Me he permitido copiar el título de un libro del escritor chino Liao Yiwu, convirtiendo el singular del original en plural. Liao incluye en su libro una entrevista con un anciano que relata que fue testigo personal de un episodio de paseantes de cadáveres ejerciendo su profesión.
Según el anciano, de nombre Luo Tianwang, en su juventud se topó, junto con un amigo, con una pareja de paseantes. Según él, se trata de una profesión que se venía ejerciendo en China desde muy antiguo. Una de las creencias ancestrales de los chinos es que tras la muerte de una persona, su cuerpo debe ser inhumado cerca de su hogar, en su tierra familiar, de lo contrario su espíritu se convierte en un alma solitaria, un fantasma sin casa, así que cuando alguien, por la razón que fuera, moría lejos de su hogar, la familia procuraba recuperar el cadáver para que su alma pudiera reposar eternamente junto a los suyos. Pero en China las distancias son muy grandes y la infraestructura de comunicaciones, hasta hace pocas décadas, muy deficiente. Así pues, como contratar camiones o coches, o carros en otras épocas, resultaba muy caro, se recurría a los paseantes de cadáveres.

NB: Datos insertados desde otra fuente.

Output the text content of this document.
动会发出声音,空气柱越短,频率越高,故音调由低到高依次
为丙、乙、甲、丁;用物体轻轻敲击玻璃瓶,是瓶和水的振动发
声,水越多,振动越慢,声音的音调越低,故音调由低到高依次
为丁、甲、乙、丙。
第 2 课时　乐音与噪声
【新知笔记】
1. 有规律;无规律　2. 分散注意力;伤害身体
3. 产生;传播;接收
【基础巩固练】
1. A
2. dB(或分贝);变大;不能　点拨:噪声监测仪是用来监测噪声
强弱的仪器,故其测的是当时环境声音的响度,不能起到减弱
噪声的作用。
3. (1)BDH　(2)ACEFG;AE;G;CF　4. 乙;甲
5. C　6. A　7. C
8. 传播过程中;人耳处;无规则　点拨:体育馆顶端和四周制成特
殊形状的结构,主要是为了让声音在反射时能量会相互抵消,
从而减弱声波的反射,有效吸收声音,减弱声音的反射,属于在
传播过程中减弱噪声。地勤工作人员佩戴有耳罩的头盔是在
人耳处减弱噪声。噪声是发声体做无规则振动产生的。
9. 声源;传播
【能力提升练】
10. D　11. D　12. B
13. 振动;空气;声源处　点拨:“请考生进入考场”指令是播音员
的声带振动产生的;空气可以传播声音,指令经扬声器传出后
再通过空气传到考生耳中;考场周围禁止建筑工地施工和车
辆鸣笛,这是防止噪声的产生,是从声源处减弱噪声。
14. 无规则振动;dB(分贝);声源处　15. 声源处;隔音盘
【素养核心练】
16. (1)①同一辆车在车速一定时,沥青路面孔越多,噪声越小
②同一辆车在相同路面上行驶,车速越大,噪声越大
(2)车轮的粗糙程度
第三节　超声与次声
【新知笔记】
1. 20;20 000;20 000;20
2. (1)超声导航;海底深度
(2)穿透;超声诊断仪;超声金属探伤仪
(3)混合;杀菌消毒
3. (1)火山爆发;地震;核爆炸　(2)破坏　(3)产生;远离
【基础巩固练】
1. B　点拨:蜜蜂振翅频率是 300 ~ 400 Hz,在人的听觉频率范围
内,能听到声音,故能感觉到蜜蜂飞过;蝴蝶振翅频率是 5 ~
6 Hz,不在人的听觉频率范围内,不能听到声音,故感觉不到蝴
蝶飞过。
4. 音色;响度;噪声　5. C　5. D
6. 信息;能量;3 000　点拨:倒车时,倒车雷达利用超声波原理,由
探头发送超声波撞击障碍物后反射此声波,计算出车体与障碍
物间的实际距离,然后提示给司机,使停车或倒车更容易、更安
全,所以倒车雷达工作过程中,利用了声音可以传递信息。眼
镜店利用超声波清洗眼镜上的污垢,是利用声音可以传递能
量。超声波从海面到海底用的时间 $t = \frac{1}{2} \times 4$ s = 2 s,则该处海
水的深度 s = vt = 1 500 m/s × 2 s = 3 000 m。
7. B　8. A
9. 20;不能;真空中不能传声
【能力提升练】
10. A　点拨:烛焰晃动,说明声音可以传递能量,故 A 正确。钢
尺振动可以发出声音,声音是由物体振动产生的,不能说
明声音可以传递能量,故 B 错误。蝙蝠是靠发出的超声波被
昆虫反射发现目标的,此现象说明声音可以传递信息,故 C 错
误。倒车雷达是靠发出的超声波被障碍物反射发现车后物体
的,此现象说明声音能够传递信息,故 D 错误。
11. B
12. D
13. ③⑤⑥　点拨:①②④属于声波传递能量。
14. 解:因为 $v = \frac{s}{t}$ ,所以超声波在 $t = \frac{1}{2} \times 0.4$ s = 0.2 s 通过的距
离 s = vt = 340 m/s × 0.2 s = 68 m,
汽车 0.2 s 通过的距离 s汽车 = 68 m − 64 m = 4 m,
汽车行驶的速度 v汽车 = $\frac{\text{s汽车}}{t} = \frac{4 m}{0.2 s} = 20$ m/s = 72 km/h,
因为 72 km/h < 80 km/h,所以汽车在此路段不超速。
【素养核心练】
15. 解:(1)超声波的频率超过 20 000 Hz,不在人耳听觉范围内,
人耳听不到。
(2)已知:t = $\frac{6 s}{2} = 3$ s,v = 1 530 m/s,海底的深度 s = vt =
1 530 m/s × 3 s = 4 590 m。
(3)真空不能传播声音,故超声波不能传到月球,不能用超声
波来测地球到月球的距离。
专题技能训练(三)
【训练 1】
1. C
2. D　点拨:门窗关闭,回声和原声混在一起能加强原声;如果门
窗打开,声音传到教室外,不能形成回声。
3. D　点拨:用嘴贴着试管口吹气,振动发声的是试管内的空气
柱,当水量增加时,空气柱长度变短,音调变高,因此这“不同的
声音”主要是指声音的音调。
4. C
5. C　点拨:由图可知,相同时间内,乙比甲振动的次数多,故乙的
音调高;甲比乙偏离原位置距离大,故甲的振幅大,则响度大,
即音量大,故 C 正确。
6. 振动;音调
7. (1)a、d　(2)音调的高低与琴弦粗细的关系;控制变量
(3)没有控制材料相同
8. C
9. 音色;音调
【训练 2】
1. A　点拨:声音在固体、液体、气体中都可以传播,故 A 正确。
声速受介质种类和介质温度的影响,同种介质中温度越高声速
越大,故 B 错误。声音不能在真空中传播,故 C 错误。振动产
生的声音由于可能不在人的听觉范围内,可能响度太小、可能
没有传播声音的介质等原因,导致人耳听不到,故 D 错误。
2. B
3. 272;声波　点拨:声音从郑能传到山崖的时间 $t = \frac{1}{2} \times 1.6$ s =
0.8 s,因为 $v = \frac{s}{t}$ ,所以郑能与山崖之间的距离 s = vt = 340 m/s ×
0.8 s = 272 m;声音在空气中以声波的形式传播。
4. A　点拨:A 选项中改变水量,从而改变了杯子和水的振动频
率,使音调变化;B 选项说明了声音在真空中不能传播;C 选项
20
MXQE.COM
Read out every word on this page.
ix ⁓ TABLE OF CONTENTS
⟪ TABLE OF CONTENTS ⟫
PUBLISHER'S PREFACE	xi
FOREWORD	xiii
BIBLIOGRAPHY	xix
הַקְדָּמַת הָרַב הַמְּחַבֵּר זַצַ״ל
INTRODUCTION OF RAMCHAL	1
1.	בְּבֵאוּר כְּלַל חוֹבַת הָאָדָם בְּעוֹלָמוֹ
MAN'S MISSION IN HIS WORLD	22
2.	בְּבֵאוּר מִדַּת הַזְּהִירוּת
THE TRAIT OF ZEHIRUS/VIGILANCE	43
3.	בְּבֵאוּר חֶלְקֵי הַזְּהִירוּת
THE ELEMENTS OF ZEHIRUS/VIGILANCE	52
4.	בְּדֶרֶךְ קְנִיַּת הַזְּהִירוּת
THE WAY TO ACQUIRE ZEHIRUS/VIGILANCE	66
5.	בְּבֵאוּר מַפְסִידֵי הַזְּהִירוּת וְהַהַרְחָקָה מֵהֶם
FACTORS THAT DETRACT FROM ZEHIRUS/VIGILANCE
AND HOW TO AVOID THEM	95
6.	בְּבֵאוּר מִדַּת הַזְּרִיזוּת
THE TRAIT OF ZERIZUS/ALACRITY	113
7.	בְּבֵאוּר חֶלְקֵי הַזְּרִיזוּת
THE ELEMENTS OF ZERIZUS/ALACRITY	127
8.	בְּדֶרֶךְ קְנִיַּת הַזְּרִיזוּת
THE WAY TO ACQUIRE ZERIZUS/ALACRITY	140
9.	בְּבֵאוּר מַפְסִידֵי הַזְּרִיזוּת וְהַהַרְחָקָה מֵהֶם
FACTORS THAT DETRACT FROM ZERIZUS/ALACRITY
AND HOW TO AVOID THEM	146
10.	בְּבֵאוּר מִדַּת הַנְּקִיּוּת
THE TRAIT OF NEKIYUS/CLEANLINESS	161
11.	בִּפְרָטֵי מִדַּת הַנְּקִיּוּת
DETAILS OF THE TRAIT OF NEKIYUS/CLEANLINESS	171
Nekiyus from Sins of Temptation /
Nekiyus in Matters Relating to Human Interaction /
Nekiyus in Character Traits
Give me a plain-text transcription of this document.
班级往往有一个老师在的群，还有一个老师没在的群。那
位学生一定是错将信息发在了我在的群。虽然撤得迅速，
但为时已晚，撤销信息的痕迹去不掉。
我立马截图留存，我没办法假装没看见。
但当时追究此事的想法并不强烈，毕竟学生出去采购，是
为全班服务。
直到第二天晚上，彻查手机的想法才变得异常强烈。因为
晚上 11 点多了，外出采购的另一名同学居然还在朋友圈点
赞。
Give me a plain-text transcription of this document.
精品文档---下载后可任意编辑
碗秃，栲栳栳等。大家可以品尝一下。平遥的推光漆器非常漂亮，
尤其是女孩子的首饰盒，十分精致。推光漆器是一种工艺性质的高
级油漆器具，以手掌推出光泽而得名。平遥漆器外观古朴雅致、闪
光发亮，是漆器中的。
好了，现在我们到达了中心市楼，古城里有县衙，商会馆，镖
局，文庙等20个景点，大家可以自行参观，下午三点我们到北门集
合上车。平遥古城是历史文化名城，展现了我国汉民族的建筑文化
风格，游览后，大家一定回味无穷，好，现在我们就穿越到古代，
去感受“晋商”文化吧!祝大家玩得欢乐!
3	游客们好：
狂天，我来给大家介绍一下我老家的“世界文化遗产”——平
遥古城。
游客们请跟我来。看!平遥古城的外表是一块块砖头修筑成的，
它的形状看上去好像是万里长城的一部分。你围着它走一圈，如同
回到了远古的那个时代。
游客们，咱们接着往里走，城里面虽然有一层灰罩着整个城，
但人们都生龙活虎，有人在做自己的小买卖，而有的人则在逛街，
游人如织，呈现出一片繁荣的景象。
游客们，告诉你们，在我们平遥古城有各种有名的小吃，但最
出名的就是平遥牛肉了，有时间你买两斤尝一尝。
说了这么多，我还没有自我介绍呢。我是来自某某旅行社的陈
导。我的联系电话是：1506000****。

Luo Tianwang relata que en una ocasión se topó, junto con un amigo, con un par de paseantes. Uno iba delante, vestido con una túnica clara y llevaba un farolillo de papel blanco en una mano, para iluminar el camino hacia el cielo y una cesta con dinero falso en la otra, que iba tirando por los aires cada tanto. Al parecer, el dinero era para sobornar a los fantasmas que custodian el alma cadáver, para que no le cierren el paso hacia el cielo. Curiosos fantasmas que reclaman que se les pague, pero aceptan dinero falso. Los griegos y los romanos colocaban pequeñas monedas de poco valor, los óbolos, sobre los ojos, bajo la lengua o entre la ropa de los muertos, para que el difunto pudiera pagar a Caronte el barquero, para que le llevara en su barca a través del rio Aqueronte. Pero las monedas, aunque de valor no muy elevado, eran dinero auténtico. Aquellos que no disponían de las monedas podían tener que esperar hasta cien años, hasta que Caronte accedía a llevarlos gratis.
Detrás del primer paseante iba el segundo, cubierto hasta los pies por una túnica negra, bajo la que se ocultaban tanto el paseante como el cuerpo del difunto. Teniendo en cuenta que el viaje era a veces de cientos, o incluso miles de kilómetros y podía durar meses, o años, se comprende que era una profesión agotadora y que habitualmente actuaran en parejas, para ir alternándose en el papel de abrir el camino con el farol blanco y lanzando dinero (falso) y en el de acarrear al muerto bajo la túnica negra. Quien quiera conocer toda la peripecia de los sufridos paseantes deberá leer el libro Liao Yiwu, libro amenísimo, de lectura absolutamente recomendable, titulado “El paseante de cadáveres. Retratos de la China profunda”.
Leyendo este episodio me vino la idea de que los ciudadanos europeos quizás deberíamos, después de las próximas elecciones al parlamento europeo, contratar a unos paseantes de cadáveres para que acompañen a su casa a esos cadáveres políticos que son el, por desgracia, aun presidente de la comisión europea, el Sr. Durao Barroso y algunos de los actuales comisarios, especialmente la alta representante de la Unión Europea para asuntos exteriores y política de seguridad, la Sra. Catherine Ashton, a fin de que sus almas políticas regresen a casa y no se conviertan en almas desplazadas que puedan tener la tentación de intentar volver a la vida política europea y castigarnos de nuevo con su insulsez y su inoperancia.